The MS equivalent would be DCOM, not DDE. DDE is dprecated anyway.

I was thinking about how he might have managed to create exporting of patient clinical information from MD, the major gp clinical app in Aust.

Nothing difficult about that. The only difficulty is matching prescription information to any other drug database than AZ-DEX.


ID, and to return various components of the medical record by patient
id. This could be combined with the fact that MD allows exporting of
demographic details, which might contain the patient id

MD uses either plain DBF files - which you always can access as you like, or FlexFile3 formatted memo files, which are a bit harder to crack - however, on request they provide you with an utility which exports memo data (progress notes) into plain text standard memo files which again are trivial to handle.

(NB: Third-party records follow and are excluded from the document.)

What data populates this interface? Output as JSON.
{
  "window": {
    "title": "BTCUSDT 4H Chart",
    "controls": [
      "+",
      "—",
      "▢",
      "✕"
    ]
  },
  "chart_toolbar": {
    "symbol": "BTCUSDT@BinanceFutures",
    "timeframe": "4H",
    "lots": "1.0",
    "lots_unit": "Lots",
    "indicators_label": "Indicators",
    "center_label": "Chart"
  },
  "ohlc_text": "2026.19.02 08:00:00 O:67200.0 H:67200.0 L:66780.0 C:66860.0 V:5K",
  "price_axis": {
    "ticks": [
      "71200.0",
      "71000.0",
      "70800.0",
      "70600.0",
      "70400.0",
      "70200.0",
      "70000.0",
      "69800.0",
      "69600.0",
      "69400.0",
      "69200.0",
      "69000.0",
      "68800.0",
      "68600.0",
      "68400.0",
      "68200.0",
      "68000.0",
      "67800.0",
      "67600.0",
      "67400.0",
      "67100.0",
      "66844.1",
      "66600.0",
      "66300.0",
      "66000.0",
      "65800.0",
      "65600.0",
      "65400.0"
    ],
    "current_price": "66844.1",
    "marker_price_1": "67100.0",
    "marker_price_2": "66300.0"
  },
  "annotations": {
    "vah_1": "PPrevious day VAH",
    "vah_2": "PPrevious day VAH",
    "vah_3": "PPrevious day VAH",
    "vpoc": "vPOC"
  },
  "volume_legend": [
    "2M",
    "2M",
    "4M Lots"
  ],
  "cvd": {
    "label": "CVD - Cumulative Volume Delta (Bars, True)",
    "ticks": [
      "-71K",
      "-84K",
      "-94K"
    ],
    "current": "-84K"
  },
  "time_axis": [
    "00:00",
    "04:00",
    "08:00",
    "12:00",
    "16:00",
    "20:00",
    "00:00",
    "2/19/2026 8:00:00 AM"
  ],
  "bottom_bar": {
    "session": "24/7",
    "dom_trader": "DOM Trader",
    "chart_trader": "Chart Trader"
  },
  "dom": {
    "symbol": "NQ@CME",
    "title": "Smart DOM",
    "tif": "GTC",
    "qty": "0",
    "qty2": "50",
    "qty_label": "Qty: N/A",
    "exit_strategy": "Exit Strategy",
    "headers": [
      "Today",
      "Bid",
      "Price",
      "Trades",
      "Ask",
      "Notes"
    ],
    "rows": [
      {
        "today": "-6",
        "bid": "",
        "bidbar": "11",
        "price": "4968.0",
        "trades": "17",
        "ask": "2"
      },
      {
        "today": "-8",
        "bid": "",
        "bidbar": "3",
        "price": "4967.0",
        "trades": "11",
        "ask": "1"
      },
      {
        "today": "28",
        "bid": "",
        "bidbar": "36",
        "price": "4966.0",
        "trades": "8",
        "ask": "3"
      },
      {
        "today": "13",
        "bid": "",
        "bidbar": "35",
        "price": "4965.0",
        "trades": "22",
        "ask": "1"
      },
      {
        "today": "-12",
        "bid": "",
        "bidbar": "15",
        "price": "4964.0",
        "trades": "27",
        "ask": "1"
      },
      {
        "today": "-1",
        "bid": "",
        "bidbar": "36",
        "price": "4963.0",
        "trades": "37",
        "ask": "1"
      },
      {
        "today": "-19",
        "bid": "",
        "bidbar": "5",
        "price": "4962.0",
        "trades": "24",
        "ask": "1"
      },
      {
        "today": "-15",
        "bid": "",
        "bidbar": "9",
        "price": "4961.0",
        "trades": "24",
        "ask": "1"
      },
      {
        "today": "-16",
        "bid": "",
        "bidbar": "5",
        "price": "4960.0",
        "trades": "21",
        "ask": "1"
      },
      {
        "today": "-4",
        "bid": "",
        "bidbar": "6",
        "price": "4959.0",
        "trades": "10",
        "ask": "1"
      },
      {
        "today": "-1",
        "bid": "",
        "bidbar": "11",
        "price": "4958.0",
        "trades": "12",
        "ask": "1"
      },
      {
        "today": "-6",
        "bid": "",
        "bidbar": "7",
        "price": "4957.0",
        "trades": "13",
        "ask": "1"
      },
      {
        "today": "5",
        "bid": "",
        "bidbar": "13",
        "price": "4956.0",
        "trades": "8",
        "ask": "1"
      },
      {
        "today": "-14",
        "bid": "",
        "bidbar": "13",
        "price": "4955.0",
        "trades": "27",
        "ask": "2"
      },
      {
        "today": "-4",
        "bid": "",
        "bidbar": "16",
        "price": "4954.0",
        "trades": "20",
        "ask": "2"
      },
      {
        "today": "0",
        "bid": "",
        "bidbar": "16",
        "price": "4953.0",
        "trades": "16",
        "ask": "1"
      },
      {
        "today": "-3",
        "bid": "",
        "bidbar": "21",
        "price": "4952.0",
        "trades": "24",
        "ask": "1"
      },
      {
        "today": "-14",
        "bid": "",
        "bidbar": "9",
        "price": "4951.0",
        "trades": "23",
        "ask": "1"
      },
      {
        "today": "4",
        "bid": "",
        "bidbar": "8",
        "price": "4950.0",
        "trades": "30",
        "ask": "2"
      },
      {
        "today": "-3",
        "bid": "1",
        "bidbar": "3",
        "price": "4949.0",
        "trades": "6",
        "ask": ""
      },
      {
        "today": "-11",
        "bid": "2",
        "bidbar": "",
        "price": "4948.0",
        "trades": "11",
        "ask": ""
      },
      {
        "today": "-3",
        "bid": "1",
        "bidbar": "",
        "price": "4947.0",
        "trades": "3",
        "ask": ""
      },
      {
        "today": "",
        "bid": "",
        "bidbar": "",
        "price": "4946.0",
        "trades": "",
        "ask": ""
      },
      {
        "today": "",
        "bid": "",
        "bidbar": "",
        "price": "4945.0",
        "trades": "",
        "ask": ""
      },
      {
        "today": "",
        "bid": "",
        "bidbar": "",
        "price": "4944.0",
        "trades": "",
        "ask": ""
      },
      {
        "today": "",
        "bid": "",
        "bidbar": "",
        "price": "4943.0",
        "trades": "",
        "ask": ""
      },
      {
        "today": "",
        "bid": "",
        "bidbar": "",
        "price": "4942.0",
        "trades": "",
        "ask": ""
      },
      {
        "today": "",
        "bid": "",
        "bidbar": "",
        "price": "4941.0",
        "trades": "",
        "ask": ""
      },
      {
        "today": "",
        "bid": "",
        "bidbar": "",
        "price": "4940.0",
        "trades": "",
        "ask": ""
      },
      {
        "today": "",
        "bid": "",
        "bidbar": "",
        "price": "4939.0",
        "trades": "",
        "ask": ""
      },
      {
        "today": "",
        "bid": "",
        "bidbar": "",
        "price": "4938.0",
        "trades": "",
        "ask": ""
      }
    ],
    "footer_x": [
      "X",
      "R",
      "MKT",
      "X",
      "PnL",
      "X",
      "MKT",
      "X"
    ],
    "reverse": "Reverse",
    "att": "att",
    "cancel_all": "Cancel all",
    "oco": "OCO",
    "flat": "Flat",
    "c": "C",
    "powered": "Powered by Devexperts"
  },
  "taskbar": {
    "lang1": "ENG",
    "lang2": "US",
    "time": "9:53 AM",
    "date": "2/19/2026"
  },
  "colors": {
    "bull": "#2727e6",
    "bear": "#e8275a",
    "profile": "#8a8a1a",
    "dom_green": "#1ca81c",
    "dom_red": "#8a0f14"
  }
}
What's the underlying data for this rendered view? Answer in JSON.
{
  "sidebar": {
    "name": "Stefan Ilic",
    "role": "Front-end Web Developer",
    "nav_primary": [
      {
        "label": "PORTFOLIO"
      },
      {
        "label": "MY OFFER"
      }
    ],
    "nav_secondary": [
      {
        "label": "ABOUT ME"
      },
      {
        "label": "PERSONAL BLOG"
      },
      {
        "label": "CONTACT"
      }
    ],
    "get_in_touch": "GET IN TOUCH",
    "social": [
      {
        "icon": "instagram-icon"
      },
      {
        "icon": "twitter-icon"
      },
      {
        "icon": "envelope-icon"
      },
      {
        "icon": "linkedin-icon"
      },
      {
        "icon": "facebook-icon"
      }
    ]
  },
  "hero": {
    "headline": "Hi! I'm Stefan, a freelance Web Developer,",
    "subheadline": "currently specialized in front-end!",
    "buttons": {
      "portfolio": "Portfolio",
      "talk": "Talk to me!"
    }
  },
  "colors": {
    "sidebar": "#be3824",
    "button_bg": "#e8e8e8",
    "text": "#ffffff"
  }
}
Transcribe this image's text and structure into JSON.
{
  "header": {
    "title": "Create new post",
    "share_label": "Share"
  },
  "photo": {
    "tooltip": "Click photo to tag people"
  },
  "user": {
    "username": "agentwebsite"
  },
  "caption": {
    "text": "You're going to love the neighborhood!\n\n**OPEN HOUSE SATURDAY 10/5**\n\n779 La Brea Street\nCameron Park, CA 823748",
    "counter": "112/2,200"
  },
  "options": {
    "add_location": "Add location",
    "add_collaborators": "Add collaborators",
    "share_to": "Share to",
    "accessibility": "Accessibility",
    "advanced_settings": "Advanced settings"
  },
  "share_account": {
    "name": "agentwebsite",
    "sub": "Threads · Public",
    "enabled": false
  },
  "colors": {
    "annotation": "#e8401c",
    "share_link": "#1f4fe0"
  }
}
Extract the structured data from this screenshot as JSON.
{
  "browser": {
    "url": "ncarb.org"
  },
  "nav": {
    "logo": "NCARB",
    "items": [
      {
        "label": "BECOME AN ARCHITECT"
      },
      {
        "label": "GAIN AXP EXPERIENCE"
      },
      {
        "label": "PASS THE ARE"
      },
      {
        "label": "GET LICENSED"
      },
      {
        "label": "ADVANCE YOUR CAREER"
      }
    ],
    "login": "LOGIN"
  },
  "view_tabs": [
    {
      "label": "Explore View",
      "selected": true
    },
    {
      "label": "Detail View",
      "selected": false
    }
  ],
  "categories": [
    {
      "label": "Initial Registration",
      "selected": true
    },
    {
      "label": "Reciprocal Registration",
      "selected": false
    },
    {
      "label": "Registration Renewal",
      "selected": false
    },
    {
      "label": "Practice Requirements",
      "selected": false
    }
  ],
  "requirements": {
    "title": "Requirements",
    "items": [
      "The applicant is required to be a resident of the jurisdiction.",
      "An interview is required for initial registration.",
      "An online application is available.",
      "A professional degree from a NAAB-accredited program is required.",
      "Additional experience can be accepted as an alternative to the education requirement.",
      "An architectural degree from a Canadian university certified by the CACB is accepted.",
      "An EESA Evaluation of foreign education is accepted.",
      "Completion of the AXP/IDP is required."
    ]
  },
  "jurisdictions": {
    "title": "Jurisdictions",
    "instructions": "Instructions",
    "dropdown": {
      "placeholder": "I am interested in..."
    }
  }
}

The not-so-trivial issue is making any sense of the un-normalized data in a highly normalized system.

looking at the prices, medibase seems quite low cost, and might be aimed
at the small practice looking to comply with Aust Practice incentive
funding , whereas profile which costs several grand and ten times more,
might be suited to the corporatized gp  BTW has anyone done a
non-advocate review of Profile?

I will do one as soon as I have tried it thoroughly, which will take a few weeks. Currently, I am using it for every 5th patient live during consultation (well, started doing it today) and after the consulattion retyping / cuttingand pasting the information into MDW to achieve persistence of my records.